A lockout allows unions to cast management as the bad guys. On the picket line, signs that say “locked out” instead of “on strike” tend to elicit more sympathy.
For example, Las Vegas nurses represented by the Service Employees International Union voted to strike Desert Springs and Valley hospitals late last year. But the day before pickets were to begin, the union got behind politicians’ calls for a “cooling off” period and new mediated negotiations, even though the hospitals had already spent significant resources to bring in replacement workers.
Hospital executives, committed to their contingency plan and convinced that mediated talks would yield no progress after nearly a year of contentious negotiations, balked at the idea. So although the union never withdrew its notice of intent to strike, the resulting work stoppage was labeled a “lockout,” exposing the hospitals to criticism that they were deliberately turning up the heat on an already hot situation.
Now the Nevada Legislature wants to make lockouts even more beneficial to unhappy union workers. Assembly Bill 494 would allow locked-out union workers to collect unemployment benefits.
The bill has already passed the Democrat-controlled Assembly on a mostly party-line 28-14 vote. Last Friday, Nevada AFL-CIO chief Danny Thompson urged the Senate Commerce and Labor Committee to send the bill to the full Senate.
Mr. Thompson and other organized labor leaders are pitching AB494 under the disingenuous premise that all locked-out workers are unwitting victims of high-pressure negotiating tactics, and that they have nowhere to turn for assistance.
“You have to think of the repercussions for these families,” said Pat Sanderson, a lobbyist for the Laborers International Union. “If you lock these people out for a long time, they wind up losing their homes, their vehicles and their way to make a living.”
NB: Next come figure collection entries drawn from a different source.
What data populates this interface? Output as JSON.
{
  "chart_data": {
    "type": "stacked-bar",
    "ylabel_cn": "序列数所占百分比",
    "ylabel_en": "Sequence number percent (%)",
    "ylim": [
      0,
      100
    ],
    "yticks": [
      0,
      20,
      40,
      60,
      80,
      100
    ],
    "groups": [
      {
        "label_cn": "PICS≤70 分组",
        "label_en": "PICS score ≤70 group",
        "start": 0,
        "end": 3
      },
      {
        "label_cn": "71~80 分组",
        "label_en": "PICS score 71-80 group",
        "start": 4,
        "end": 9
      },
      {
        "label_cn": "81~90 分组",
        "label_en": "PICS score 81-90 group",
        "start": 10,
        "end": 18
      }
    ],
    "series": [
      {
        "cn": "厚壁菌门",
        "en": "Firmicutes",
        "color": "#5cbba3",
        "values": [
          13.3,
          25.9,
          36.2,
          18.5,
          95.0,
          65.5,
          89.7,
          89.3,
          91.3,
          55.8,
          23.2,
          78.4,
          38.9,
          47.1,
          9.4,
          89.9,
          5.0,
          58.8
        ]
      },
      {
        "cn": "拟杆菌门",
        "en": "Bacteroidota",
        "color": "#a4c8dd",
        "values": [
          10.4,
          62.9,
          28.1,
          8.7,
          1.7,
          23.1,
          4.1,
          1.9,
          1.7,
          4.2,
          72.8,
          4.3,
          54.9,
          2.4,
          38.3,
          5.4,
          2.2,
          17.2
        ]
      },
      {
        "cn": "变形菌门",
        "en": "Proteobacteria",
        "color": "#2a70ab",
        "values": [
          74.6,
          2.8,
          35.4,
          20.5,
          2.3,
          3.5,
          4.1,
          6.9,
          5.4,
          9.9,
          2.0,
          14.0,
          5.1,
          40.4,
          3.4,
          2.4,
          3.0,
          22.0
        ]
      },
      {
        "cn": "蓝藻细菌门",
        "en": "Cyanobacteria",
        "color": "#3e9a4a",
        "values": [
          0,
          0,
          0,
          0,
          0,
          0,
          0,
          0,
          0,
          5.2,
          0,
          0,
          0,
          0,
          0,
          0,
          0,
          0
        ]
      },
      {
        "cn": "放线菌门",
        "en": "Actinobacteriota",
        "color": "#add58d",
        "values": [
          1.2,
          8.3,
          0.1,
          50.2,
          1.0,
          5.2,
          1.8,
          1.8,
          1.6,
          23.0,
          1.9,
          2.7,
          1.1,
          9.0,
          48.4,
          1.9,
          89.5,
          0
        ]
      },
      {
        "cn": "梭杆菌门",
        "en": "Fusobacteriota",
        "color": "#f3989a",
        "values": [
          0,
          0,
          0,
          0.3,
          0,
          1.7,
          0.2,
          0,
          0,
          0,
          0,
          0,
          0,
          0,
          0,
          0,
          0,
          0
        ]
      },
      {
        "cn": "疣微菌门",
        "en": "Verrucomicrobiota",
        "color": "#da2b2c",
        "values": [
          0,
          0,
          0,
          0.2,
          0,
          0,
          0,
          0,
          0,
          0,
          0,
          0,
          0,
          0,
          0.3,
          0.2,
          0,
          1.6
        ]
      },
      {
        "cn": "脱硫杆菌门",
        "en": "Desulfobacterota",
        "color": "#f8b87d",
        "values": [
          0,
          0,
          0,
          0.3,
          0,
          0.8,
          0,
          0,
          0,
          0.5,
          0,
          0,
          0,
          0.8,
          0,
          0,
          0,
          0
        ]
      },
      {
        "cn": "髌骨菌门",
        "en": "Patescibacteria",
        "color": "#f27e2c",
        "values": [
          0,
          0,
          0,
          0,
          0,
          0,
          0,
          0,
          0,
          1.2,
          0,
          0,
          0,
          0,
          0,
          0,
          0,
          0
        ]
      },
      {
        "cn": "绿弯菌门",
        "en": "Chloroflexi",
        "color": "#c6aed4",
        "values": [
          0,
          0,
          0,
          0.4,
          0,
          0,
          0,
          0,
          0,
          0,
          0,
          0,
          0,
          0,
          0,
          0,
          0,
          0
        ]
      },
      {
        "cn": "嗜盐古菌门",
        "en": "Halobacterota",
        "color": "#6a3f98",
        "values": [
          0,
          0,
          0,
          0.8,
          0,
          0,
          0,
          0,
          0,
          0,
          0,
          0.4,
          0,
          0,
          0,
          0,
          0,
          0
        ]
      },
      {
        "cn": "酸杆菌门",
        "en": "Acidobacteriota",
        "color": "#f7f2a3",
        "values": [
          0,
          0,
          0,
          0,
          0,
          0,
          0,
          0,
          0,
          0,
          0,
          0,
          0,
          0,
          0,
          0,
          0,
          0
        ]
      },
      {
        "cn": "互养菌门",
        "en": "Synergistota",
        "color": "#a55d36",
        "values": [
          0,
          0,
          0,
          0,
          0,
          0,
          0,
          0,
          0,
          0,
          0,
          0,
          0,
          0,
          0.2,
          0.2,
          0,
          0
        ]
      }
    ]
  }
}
This argument assumes that no other jobs or sources of income are available to locked-out workers.
Unemployment insurance is meant to provide temporary assistance to workers who suffer an unexpected job loss. Lockouts are far from unexpected events. They are usually the culmination of months of fruitless negotiations. Union representatives who refuse to budge during contract talks — or who bargain in bad faith — do so at the behest of their rank and file.
And what of the losses corporations suffer as a result of lockouts? The Valley Health System received no subsidy from taxpayers for paying to import out-of-state replacement workers last year. Lockouts inevitably cost employers big bucks, too.
“These are terrible decisions that have to be made,” said Bob Ostrovsky of the Nevada Resort Association, which has no position on the bill. “They have huge implications for employers, customers, investors, and the health of your business.”
Aside from increasing demand on unemployment benefits, which would lead to higher taxes on businesses, this bill would tilt the balance of power in labor disputes too far in favor of workers. Nevada labor law does not need fixing. Unions are thriving in the Silver State, and last year’s dispute involving the nurses was an exception in an otherwise peaceful labor environment.
The Senate should leave AB494 to die.